Mission Culture on the Upper Amazon: Native Tradition, Jesuit Enterprise & Secular Policy in Moxos, 1660-1880

Synopsis

Until recently, historians of the Christian missions in the New World have seen Missionaries either as saints and martyrs or as brutal disrupters and oppressors. Both the apologists and detractors of mission enterprise have concentrated solely on the missionaries, regarding the native populations either as childlike beneficiaries or as mutely suffering victims. With the growth of ethnohistory as a field of research, new research has sought to reconstruct the situations, the reactions, and the strategies of native groups, thereby seeing the native peoples of the Americas as active agents in their own history.

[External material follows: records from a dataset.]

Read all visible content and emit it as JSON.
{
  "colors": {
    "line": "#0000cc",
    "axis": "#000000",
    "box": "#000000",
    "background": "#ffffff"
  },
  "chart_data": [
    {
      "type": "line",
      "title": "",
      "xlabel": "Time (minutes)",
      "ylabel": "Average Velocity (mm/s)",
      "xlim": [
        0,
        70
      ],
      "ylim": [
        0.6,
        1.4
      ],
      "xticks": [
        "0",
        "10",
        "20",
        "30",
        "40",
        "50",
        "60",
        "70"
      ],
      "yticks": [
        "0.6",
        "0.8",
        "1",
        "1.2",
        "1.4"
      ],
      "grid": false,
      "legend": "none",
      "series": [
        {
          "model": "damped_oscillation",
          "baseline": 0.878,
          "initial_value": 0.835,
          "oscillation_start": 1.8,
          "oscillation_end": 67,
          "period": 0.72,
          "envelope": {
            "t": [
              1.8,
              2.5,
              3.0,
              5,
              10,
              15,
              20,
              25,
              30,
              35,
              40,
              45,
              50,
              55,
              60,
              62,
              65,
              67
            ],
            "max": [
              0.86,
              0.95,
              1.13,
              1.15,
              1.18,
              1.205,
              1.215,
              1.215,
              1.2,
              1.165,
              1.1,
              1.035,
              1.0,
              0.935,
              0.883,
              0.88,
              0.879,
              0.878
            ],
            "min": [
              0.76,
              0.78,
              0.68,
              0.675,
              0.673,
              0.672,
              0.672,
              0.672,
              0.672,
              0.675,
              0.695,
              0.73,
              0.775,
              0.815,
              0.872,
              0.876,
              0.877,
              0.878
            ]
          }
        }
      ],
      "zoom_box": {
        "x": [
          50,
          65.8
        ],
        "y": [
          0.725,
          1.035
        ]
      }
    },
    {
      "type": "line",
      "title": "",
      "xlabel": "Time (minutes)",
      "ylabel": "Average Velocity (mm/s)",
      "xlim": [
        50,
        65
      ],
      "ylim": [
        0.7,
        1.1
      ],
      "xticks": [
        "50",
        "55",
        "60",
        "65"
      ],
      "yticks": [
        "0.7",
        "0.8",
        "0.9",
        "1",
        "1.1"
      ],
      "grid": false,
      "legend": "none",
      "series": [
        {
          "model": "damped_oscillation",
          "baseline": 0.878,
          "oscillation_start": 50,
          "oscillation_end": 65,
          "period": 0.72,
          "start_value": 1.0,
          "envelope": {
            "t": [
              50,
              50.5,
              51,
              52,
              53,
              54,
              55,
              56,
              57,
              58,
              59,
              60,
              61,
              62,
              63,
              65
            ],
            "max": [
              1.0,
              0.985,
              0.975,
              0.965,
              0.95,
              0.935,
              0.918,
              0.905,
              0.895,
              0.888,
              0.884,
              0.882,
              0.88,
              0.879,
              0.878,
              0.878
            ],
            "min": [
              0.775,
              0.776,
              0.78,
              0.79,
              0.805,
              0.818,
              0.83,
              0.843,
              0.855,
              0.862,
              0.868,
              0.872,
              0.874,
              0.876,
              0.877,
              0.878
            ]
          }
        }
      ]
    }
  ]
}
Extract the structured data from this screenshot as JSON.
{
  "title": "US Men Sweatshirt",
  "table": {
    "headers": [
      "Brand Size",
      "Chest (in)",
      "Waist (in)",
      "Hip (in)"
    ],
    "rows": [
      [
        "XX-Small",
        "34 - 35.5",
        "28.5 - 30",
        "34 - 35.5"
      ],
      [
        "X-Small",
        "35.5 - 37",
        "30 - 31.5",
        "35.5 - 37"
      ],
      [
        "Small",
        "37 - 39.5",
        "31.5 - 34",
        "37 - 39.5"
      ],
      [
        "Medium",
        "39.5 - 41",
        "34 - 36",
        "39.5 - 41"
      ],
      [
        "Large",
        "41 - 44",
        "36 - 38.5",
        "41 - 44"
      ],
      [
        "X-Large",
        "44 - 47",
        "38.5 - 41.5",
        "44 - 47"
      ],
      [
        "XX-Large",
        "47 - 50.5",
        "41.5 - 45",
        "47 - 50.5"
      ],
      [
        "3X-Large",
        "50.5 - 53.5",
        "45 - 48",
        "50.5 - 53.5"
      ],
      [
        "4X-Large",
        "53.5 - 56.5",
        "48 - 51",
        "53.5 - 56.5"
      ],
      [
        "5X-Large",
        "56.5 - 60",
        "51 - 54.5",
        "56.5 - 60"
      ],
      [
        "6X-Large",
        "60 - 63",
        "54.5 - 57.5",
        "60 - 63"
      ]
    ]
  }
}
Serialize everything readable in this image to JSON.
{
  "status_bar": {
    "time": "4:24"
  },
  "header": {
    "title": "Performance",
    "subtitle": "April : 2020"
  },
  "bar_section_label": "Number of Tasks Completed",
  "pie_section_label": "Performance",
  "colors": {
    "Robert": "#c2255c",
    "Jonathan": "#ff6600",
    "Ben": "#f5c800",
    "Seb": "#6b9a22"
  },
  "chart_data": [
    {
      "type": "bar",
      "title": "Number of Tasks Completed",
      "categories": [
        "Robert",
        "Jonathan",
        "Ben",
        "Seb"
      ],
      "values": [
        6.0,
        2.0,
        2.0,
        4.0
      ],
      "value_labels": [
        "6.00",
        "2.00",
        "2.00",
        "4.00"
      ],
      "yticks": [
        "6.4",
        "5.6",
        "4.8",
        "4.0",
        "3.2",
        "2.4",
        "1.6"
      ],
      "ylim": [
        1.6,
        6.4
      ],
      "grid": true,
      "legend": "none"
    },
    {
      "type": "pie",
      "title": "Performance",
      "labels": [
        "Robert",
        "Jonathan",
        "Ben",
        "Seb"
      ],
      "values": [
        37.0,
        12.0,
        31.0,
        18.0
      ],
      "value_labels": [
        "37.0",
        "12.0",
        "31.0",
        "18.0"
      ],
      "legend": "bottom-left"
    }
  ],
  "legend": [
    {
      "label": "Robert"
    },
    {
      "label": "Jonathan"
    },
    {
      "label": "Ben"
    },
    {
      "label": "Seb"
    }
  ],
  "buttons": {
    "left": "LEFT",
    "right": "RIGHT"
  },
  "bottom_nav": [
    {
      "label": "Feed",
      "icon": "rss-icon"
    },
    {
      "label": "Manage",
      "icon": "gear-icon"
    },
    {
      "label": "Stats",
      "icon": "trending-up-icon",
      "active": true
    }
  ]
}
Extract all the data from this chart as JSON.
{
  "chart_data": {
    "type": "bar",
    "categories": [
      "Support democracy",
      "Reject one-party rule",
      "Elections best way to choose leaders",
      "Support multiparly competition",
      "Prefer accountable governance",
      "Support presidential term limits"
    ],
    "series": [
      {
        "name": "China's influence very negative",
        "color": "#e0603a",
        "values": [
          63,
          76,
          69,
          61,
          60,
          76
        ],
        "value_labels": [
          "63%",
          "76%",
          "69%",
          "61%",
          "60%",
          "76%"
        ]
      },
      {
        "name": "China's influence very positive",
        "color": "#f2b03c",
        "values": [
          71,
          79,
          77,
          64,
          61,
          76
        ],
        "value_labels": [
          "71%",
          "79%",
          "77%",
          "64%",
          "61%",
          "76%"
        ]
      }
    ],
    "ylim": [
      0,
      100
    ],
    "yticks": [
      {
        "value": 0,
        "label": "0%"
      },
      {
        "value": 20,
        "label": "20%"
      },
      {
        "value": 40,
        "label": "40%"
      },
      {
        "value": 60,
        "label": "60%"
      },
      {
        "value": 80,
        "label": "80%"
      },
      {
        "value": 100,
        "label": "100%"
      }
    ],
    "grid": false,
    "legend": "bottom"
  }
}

In Mission Culture on the Upper Amazon, David Block describes the formation of a new society in the Moxos region of the Amazon Basin, in what is now northern, or lowland, Bolivia. This society began with the arrival of the Jesuits in the region. The mutual synthesis that became Jesuit mission culture followed, with Moxos Indian cultural survival and adaptation continuing after the expulsion of the Jesuits in 1767. With the cataclysmic onset of the rubber boom, the entire region was plunged into a period of severe exploitation and conflict that persists to this day. Block's nuanced treatment of the mission encounter- one extending over a large time period- permits a balanced understanding of the mission enterprise, native response, and the cultural synthesis that ensued.